Reproduce it yourself

From the repo root, at the commit above:

just build            # expect exit 0
just test             # expect exit 0 (dune runtest)
just proof-check-all  # expect: 4 passed, 0 failed, 1 skipped

For the proofs individually:

just proof-check-idris2   # Solo-core progress + preservation (no holes)
just proof-check-lean     # tropical session types
# Agda is skipped unless AFFINESCRIPT_ECHO_TYPES_DIR points at echo-types/proofs/agda

To see the open hole bite (it is currently accepted — that’s the bug): see the reproducer table in issues-drafts/08-conditional-origin-borrow-escape.md.

One-line characterisation (quote this)

"A real, runnable affine-typed → WASM research compiler with a machine-checked Solo core (Idris2 progress+preservation, no holes) and a tested — not yet proved-to-match — implementation; conservative loud-failures at the edges; one known open borrow hole on the fix queue; effects/async/refinements still partial. Serious research artifact, not a production language.
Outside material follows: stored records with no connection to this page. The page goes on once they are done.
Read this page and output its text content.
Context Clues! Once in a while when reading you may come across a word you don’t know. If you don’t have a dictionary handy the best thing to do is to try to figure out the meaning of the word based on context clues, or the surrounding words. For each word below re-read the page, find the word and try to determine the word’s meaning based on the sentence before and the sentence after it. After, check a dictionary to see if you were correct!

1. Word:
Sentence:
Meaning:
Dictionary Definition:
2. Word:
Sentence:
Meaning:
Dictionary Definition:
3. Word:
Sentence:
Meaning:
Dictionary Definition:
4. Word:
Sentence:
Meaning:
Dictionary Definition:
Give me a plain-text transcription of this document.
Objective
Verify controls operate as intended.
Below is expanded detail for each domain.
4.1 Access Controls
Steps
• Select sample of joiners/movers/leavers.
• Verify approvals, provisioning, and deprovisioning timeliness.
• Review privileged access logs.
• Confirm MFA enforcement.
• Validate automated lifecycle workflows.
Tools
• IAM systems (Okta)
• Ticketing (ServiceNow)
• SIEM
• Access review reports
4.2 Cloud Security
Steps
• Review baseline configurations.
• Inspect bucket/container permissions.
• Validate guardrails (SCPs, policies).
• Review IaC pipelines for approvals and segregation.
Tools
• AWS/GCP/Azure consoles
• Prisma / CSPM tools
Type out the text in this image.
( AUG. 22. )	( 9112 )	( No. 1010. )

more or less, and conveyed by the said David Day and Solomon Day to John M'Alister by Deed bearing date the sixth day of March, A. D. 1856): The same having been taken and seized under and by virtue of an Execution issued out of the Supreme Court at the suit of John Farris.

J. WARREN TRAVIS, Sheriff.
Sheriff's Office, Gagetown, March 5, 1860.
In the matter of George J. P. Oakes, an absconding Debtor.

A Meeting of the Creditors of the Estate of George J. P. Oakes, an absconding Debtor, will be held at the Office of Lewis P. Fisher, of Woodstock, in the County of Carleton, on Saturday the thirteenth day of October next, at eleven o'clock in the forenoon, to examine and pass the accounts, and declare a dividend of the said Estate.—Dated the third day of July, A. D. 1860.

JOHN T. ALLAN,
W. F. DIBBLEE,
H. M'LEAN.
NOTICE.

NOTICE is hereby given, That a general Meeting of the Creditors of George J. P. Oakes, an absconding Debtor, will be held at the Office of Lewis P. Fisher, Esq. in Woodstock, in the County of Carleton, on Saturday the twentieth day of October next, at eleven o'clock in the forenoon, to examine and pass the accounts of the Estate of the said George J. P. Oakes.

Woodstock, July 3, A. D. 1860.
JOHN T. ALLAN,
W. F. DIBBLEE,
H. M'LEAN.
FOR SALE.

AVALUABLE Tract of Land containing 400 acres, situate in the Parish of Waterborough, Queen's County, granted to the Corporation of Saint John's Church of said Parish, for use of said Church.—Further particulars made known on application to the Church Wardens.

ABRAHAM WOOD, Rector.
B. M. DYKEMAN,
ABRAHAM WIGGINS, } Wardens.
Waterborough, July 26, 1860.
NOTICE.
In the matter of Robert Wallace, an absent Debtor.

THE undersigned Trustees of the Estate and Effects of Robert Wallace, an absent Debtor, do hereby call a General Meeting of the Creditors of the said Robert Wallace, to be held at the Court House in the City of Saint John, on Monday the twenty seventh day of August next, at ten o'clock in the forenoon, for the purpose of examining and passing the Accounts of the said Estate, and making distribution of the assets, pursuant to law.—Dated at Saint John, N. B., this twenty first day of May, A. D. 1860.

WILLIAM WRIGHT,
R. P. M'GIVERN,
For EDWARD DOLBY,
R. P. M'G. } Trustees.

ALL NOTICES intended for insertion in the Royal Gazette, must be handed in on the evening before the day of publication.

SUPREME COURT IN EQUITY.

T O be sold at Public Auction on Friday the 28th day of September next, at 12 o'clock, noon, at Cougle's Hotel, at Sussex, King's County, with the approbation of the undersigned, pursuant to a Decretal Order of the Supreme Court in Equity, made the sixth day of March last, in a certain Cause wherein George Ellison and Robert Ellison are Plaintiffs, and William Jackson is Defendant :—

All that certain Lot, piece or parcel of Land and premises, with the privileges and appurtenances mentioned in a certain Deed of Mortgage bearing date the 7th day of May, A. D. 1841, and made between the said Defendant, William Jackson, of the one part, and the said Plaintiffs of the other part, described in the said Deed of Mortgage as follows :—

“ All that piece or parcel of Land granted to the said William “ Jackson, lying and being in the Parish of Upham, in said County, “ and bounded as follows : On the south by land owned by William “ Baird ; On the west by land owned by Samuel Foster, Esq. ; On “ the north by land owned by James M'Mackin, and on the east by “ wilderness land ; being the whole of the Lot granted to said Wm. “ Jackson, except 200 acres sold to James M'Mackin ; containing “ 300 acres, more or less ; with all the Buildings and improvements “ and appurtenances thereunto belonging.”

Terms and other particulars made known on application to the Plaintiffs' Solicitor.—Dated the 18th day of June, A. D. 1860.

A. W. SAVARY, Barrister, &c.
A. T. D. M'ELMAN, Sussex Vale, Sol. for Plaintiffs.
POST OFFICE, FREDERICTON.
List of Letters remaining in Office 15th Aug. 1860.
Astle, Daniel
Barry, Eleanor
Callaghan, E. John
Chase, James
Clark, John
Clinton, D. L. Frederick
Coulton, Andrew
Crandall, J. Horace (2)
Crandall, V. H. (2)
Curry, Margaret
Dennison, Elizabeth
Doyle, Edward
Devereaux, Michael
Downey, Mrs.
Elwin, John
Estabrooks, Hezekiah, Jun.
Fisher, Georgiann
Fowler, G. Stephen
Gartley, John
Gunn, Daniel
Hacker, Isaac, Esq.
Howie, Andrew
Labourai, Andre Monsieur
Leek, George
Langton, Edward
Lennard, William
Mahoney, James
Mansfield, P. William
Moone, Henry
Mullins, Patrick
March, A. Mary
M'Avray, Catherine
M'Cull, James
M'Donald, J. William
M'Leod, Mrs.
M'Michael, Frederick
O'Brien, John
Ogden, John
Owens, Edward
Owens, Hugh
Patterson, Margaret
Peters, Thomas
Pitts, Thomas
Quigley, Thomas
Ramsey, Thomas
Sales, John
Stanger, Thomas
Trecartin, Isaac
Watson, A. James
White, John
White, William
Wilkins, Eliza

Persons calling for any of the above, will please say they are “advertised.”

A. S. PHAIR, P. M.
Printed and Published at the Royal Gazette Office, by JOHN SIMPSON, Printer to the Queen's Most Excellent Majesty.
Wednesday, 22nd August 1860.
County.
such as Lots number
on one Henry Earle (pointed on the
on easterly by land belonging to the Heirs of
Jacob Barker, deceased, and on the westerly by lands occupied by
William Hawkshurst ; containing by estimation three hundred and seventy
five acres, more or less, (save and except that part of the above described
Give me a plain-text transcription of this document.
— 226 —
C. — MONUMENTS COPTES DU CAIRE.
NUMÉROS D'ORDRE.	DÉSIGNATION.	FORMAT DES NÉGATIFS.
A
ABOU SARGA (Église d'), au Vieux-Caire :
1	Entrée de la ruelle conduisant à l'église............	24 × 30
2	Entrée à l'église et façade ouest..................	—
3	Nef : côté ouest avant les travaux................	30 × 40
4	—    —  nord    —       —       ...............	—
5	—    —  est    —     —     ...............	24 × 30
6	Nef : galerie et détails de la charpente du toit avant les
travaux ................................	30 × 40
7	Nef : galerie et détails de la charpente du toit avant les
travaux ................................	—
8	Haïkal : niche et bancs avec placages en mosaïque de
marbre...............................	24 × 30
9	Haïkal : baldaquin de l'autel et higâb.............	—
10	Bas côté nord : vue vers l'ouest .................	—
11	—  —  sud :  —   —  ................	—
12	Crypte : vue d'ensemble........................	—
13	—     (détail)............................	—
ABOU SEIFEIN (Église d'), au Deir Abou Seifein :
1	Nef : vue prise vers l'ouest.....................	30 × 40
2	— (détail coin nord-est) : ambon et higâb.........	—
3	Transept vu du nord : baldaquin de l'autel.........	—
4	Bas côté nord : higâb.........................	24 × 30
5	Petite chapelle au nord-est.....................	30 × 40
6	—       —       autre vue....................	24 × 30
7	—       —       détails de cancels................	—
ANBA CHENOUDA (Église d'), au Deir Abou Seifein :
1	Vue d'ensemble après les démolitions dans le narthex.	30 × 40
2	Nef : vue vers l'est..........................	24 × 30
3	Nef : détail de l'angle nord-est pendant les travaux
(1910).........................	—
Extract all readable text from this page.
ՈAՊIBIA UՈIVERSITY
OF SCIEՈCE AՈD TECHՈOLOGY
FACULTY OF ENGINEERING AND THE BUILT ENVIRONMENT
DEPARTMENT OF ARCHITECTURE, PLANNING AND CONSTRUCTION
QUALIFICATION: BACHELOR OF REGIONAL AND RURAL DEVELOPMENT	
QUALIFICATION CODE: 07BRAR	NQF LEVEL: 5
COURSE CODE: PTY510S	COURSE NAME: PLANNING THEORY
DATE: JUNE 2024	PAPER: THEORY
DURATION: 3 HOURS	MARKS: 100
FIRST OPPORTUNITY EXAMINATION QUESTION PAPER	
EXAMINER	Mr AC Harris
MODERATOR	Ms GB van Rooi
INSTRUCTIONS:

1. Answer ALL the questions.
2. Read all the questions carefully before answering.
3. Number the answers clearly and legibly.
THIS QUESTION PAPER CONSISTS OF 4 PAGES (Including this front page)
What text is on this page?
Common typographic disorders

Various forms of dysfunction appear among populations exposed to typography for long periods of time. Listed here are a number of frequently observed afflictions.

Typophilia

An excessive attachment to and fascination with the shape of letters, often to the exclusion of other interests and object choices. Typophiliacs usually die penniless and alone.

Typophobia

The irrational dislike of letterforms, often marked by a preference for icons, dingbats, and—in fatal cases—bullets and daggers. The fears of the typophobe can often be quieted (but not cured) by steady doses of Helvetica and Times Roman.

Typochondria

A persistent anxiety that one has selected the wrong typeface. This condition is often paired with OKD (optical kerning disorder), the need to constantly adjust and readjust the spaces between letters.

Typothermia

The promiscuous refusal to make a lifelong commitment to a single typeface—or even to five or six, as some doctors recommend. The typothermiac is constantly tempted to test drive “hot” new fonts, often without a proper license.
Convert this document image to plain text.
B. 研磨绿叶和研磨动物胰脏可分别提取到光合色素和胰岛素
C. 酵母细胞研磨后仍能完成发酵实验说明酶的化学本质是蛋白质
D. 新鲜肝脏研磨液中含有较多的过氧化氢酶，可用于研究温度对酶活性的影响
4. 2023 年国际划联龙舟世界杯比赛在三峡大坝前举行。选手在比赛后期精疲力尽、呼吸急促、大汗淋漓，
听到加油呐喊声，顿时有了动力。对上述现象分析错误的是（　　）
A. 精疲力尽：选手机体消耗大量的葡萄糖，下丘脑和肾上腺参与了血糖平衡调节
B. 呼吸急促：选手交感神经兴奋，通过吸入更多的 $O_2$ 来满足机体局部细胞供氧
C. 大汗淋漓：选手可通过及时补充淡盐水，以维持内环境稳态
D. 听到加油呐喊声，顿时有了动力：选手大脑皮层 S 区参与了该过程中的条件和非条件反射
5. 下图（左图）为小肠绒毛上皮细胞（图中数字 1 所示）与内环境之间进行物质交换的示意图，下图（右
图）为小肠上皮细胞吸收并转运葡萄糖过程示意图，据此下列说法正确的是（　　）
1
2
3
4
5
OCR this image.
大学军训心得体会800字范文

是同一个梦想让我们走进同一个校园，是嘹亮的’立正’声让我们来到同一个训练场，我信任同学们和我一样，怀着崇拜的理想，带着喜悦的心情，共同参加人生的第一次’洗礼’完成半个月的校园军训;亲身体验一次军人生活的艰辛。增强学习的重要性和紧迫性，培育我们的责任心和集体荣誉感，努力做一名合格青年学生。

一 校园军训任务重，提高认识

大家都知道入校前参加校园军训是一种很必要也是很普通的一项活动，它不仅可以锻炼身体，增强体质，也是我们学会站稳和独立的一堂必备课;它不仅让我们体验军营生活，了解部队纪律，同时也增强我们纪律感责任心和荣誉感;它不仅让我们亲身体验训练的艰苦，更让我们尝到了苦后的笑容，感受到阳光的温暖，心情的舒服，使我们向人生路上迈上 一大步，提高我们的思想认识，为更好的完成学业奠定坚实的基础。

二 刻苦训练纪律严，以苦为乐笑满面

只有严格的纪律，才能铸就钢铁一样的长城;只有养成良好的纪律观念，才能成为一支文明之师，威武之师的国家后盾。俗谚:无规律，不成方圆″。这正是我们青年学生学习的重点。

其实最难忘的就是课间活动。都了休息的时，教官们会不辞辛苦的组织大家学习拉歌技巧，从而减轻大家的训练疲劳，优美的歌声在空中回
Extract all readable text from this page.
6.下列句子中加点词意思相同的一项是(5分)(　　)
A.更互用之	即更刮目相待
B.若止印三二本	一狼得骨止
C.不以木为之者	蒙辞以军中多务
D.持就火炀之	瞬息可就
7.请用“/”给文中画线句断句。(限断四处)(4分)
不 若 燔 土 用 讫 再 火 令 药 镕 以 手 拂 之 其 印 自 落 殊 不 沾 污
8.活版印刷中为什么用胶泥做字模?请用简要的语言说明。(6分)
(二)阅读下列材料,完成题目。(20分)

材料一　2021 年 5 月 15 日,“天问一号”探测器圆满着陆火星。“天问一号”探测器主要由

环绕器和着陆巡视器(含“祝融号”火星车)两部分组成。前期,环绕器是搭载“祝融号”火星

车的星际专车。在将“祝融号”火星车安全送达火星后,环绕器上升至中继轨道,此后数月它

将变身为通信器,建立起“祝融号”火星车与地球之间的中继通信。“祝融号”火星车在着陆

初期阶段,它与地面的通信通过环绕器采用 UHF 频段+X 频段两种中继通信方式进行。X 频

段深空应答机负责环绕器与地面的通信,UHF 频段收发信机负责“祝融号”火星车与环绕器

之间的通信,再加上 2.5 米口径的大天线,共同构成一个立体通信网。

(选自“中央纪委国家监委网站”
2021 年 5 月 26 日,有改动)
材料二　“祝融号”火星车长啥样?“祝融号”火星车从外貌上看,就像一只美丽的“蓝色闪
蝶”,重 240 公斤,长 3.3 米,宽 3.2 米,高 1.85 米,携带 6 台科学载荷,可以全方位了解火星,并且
No intentional overclaim."

Joint attestation

We, the undersigned, assert that to the best of our joint belief at the timestamp above, every claim in this file is true and was checked as described — with no intentional overclaim, and with the open gaps stated rather than hidden.

• Engineering party (AI): Claude Opus 4.8 (claude-opus-4-8[1m]) — ran the build, test, and proof checks recorded here on 2026-06-16T11:41:06Z and stands behind the wording above as a faithful report of those runs.

• Owner / maintainer: Jonathan D.A. Jewell — signs by committing this file with -S (id_ed25519_signing); the git commit signature over this content, at the commit SHA recorded above, is the cryptographic form of this affirmation.

  Signed-off-date: (fill on signing)

Tip	The authoritative, tamper-evident signature is the signed git commit that lands this file. If the SHA in Verifiable anchor matches the parent of that commit and the commit verifies, this affirmation is anchored. If they don’t match, treat the file as a draft.